Rahasia Si Woody Woodpecker

By , Rabu, 9 November 2016 | 12:00 WIB

Ada lebih dari 300 spesies burung pelatuk di seluruh dunia. Burung-burung ini gemar mematuki kayu karena berbagai alasan: membangun sarang, mencari serangga, memperoleh getah, atau membuat lubang untuk menyimpan makanan. Burung inilah yang mengilhami Walter Lantz menciptakan tokoh kartun Woody Woodpecker.

Meski gemar mematuki pohon dengan paruhnya, burung pelatuk tak pernah mengalami cedera otak. Apa rahasianya?

Ahli ekologi perilaku Florida Gulf Coast University, Jerome Jackson mengatakan, ketika memilih kayu, biasanya burung pelatuk menargetkan pohon yang sudah rapuh akibat pelapukan jamur, sehingga lebih mudah dihancurkan.

“Patukan juga biasanya dilakukan secara sepintas lalu, bukan patukan langsung, sehingga tak begitu keras bagi burung pelatuk,” ujar Jackson.

Beberapa jenis burung pelatuk kerap melakukan patukan berulang yang super cepat untuk menarik perhatian lawan jenis dan mempertahankan wilayah kekuasaannya. Mereka melakukannya dipermukaan resonan, seperti kulit pohon yang berlubang, sehingga suara yang dihasilkan keras namun tak membuat kepala mereka sakit.

Rahasia lainnya, burung pelatuk memiliki otak berukuran kecil, hanya 0,07 ons. “Semakin besar ukuran dan massa otak, semakin besar pula risiko cedera otak,” ujar Lorna Gibson, profesor Massachusetts Institute of Technology yang mempelajari otak burung pelatuk.

Faktor lain yang melindungi burung pelatuk dari cedera adalah waktu kontak antara pohon dan paruh. “Waktu kontaknya sangat singkat, hanya satu setengah hingga satu milidetik,” kata Gibson. Sebagai perbandingan, cedera kepala pada manusia biasanya terjadi ketika kontak terjadi antara tiga hingga 15 milidetik.

Struktur tengkorak juga berperan melindungi cedera pada kepala burung pelatuk. Bagian luar tengkorak burung pelatuk tersusun atas tulang padat, sementara bagian dalamnya merupakan tulang berpori.

“Gaya yang menekan selama patukan terjadi tersebar di sekitar bagian keras tengkorak dan menjaga tekanan jauh dari otak,” ujar Richard Prum, ahli ornitologi evolusioner dari Yale University.

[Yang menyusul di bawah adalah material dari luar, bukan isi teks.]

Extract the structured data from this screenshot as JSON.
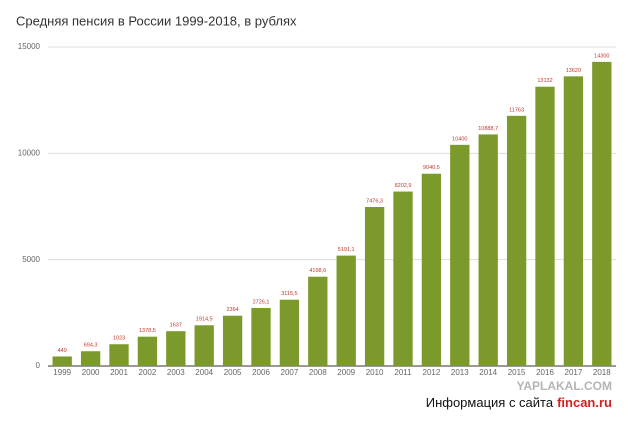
{
  "chart_data": {
    "type": "bar",
    "title": "Средняя пенсия в России 1999-2018, в рублях",
    "categories": [
      "1999",
      "2000",
      "2001",
      "2002",
      "2003",
      "2004",
      "2005",
      "2006",
      "2007",
      "2008",
      "2009",
      "2010",
      "2011",
      "2012",
      "2013",
      "2014",
      "2015",
      "2016",
      "2017",
      "2018"
    ],
    "values": [
      449,
      694.3,
      1023,
      1378.5,
      1637,
      1914.5,
      2364,
      2726.1,
      3115.5,
      4198.6,
      5191.1,
      7476.3,
      8202.9,
      9040.5,
      10400,
      10888.7,
      11763,
      13132,
      13620,
      14300
    ],
    "value_labels": [
      "449",
      "694,3",
      "1023",
      "1378,5",
      "1637",
      "1914,5",
      "2364",
      "2726,1",
      "3115,5",
      "4198,6",
      "5191,1",
      "7476,3",
      "8202,9",
      "9040,5",
      "10400",
      "10888,7",
      "11763",
      "13132",
      "13620",
      "14300"
    ],
    "color": "#7c9a2c",
    "label_color": "#c0392b",
    "ylim": [
      0,
      15000
    ],
    "yticks": [
      0,
      5000,
      10000,
      15000
    ],
    "grid": true,
    "watermark": "YAPLAKAL.COM",
    "source_prefix": "Информация с сайта",
    "source_site": "fincan.ru"
  }
}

Otak burung pelatuk juga sangat pas dengan tengkoraknya, sehingga organ vital ini terhindar dari benturan dengan sisi-sisi tengkorak.  Selain itu, menurut Gibson, posisi otak juga berpengaruh. Otak burung pelatuk seperti setengah buah jeruk dengan sisi datar yang menghadap bagian depan. Kondisi ini menciptakan permukaan yang lebih luas sehingga tekanan bisa diredam.

Penelitian yang dilakukan pada tahun 2011 menunjukkan bahwa struktur tulang dan otot yang membungkus tengkorak burung pelatuk juga membantu melindungi otak hewan tersebut.

"Intinya, semua itu adalah desain evolusioner yang baik,” pungkas Prum.